Empirical Risk Minimization


Generalization is a measure that is based on predictive accuracy against non-training data.


How can we condition a network to accurately perform predictions on information it has previously never encountered?


This section provides alternative descriptions of the pattern in the form of an illustration or alternative formal expression. By looking at the sketch a reader may quickly understand the essence of the pattern.


Generalization is an interesting term in deep learning. We all talk about it, however we don't have a precise definition.

We can define it as the behavior of our system in response to validation data. That is against data that we have not included as part of the training set. We be a bit more ambitious and define it as behavior when the system is deployed to analyze real world data. We essentially would like to see our trained system perform accurately in the context of data it has never seen. This is one definition.

Another generalization revolves around the idea of minimizing risk. When we train our system, there is an uncertainty in the context in which it will be deployed. So we train our models with mechanisms to anticipate unpredictable situations. The hope is that the system is robust to contexts that have not been previously predicted. This is kind of a game theoretic definition. We can envision an environment where information will always remain imperfect and generalization effectively means executing a particular strategy within the environment. This may be the most abstract definition of generalization that we have.
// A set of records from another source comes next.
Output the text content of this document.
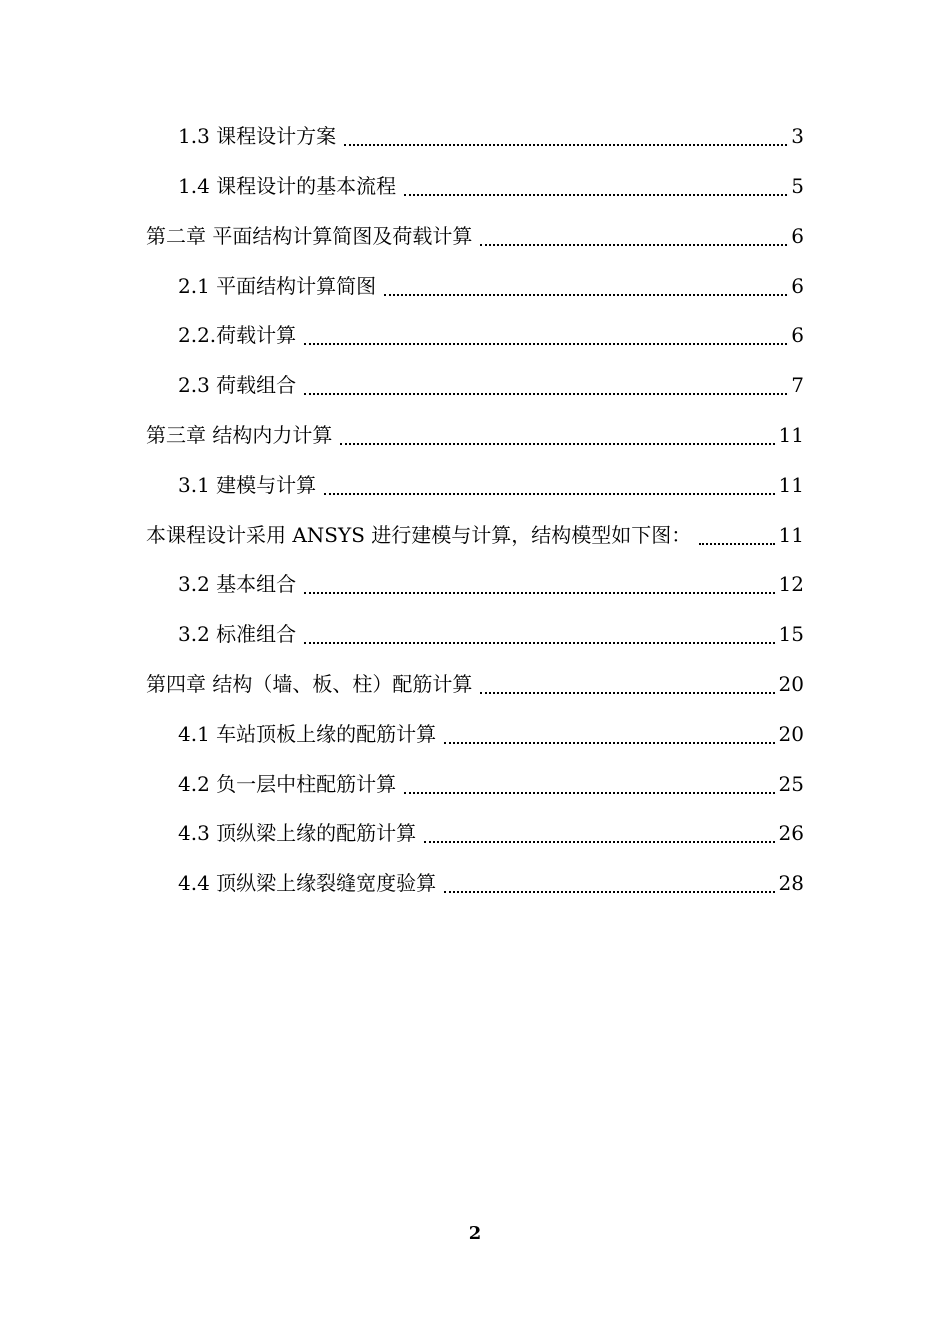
1.3 课程设计方案	3
1.4 课程设计的基本流程	5
第二章 平面结构计算简图及荷载计算	6
2.1 平面结构计算简图	6
2.2.荷载计算	6
2.3 荷载组合	7
第三章 结构内力计算	11
3.1 建模与计算	11
本课程设计采用 ANSYS 进行建模与计算，结构模型如下图：	11
3.2 基本组合	12
3.2 标准组合	15
第四章 结构（墙、板、柱）配筋计算	20
4.1 车站顶板上缘的配筋计算	20
4.2 负一层中柱配筋计算	25
4.3 顶纵梁上缘的配筋计算	26
4.4 顶纵梁上缘裂缝宽度验算	28
2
A third definition is based on the idea of Occam's Razor. That is, the most simplest of explanations is like the best explanation. Here we make certain assumptions of the form of the data and we drive our regularization to constrain the solution toward our assumptions. So for example in the field of compressive sensing, we assume that a sparse basis exists. From there we can drive an optimization problem that searches solutions that have a sparse basis.

A fourth definition is based on the systems ability to recreate or reconstruct the features. This is the approach taken by generative models. If a neural network is able to accurately generate realistic images, then it able to capture the concept of images in its entirety.

A fifth definition involves the notion of ignoring invariant features or nuisance variables. That is, a system is able to generalize well if it able to ignore invariant features for its tasks. Remove away as much features as possible until you can't remove anymore. This is somewhat similar to the third definition however it tackles the problem from another perspective.

In looking through these definitions, it becomes apparent that generalization concerns itself with ignorance of a future observation. This differs from entropy which is a measure of our ignorance of a current observation.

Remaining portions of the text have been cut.